Thanks for writing this, with which I pretty much entirely agree.

"Trump is a success because he was the embodiment of an individual imposing himself on the world, as embodied by a system that hates you, rather than the other way round. Quite a lot of men instinctively like that, and by definition you cannot beat it with more social programmes or the promise of a tear-filled struggle session."

This passage reminds me of an incident at an academic music conference in 2017. I attended a panel on music in political campaigns in which the panelists—all liberal, left-leaning academics—were remarking bewilderingly on Trump's use of the Rolling Stones' song, "You Can't Always Get What You Want" during his 2016 campaign rallies. They could not understand why he would use it or what it meant.
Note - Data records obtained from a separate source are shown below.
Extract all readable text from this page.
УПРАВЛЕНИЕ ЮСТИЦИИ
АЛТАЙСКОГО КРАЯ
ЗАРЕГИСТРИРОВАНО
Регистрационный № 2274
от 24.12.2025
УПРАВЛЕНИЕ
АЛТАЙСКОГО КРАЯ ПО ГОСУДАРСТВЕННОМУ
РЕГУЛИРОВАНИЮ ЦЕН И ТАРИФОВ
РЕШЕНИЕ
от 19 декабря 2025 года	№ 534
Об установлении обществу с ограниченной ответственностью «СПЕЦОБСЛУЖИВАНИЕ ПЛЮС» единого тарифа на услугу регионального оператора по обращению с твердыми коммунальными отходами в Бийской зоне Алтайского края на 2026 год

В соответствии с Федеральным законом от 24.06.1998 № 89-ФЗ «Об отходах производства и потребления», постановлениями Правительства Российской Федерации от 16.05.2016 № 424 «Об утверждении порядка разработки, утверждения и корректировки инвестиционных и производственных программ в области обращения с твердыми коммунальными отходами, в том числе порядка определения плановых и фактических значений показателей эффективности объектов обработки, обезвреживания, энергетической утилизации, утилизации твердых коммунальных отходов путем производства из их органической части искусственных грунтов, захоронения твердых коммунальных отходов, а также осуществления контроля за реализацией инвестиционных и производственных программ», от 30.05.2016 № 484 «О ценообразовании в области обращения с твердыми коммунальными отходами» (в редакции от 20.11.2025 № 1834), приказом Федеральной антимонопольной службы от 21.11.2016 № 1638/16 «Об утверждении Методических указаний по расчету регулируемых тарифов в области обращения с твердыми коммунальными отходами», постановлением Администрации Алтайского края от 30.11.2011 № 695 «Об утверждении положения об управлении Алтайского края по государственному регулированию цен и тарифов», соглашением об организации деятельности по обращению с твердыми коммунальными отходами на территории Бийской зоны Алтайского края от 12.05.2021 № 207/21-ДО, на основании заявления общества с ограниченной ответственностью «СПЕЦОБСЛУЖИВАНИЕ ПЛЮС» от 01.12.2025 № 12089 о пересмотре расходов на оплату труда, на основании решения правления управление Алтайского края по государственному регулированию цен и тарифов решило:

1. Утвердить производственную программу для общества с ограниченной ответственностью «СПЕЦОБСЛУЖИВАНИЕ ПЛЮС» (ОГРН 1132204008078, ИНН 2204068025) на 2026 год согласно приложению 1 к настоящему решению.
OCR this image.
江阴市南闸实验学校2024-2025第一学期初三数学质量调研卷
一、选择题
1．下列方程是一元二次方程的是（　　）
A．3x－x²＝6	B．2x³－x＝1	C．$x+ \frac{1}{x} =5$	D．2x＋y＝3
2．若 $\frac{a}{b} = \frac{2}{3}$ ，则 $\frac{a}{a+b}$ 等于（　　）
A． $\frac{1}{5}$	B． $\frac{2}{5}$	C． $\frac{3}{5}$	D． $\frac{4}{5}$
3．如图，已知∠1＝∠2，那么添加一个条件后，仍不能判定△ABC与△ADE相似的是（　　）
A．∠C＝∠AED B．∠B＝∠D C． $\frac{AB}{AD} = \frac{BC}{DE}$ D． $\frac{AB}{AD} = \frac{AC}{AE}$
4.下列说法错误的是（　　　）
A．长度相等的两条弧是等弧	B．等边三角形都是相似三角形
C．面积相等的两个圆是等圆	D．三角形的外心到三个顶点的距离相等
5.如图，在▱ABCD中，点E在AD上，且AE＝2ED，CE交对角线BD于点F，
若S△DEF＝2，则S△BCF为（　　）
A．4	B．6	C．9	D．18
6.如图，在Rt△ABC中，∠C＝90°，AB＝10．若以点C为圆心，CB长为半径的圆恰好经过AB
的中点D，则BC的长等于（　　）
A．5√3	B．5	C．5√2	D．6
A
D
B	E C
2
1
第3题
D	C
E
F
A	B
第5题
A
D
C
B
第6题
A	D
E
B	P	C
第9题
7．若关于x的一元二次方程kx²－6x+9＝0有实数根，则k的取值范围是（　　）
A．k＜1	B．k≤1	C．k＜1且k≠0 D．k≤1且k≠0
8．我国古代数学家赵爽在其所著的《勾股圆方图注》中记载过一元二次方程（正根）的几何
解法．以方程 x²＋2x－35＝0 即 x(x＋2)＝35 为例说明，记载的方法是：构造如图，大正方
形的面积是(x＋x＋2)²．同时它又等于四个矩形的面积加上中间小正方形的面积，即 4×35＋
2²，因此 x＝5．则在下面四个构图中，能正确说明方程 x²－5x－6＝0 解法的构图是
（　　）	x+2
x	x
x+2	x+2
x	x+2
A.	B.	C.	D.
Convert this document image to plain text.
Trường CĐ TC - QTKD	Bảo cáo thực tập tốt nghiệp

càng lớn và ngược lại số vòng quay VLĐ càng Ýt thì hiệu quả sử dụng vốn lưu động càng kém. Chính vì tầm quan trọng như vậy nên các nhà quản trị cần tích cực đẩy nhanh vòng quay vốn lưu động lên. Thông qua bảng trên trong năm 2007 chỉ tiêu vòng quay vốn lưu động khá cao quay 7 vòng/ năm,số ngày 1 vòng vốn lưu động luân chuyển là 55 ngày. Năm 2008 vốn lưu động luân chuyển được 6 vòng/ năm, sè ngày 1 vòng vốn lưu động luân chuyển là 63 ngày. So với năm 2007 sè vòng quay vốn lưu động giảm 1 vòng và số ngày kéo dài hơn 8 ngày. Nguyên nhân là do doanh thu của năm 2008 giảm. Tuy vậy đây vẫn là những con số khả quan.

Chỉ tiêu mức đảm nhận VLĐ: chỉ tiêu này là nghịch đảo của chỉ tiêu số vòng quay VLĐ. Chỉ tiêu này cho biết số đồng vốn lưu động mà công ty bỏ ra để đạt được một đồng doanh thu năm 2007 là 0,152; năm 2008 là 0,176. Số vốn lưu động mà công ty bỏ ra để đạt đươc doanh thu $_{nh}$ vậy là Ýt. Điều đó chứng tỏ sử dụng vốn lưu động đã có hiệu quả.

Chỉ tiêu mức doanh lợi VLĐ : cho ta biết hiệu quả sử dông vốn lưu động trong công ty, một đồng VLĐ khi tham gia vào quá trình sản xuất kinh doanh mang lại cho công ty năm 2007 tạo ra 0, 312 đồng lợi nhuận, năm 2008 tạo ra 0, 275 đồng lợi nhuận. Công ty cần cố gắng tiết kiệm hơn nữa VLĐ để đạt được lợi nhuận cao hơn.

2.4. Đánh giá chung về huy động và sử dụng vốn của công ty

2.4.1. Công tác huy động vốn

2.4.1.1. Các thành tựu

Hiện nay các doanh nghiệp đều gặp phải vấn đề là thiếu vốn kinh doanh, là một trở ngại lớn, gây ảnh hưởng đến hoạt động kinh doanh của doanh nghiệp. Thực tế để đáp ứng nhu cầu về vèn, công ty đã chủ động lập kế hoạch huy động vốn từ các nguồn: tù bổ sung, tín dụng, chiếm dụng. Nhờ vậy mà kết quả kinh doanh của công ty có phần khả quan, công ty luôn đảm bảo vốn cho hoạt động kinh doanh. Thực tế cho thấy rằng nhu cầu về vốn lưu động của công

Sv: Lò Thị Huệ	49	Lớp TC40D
As someone who has always leaned conservative, despite many years of liberal indoctrination, it was quite obvious, so I put up my hand and told them. The point was in the title and chorus of the song: that you can't always get what you want; that politics and governments aren't about just giving people what they want as liberals like to believe. Trump's message was one of strength and self-assertion, in marked contrast to that of Hillary Clinton and later Kamala Harris, for whom the purpose of government is to give you things in order to make life easier, which for many (if not most) men, and many women as well, is a horrifying possibility. This was a point Dostoevsky made in the 1850s in Notes from Underground, which these all-too-proud academics should have understood:

"And why are you so firmly, so triumphantly, convinced that only the normal and the positive—in other words, only what is conducive to welfare—is for the advantage of man? Is not reason in error as regards advantage? Does not man, perhaps, love something besides well-being? Perhaps he is just as fond of suffering? Perhaps suffering is just as great a benefit to him as well-being? Man is sometimes extraordinarily, passionately, in love with suffering, and that is a fact. There is no need to appeal to universal history to prove that; only ask yourself, if you are a man and have lived at all."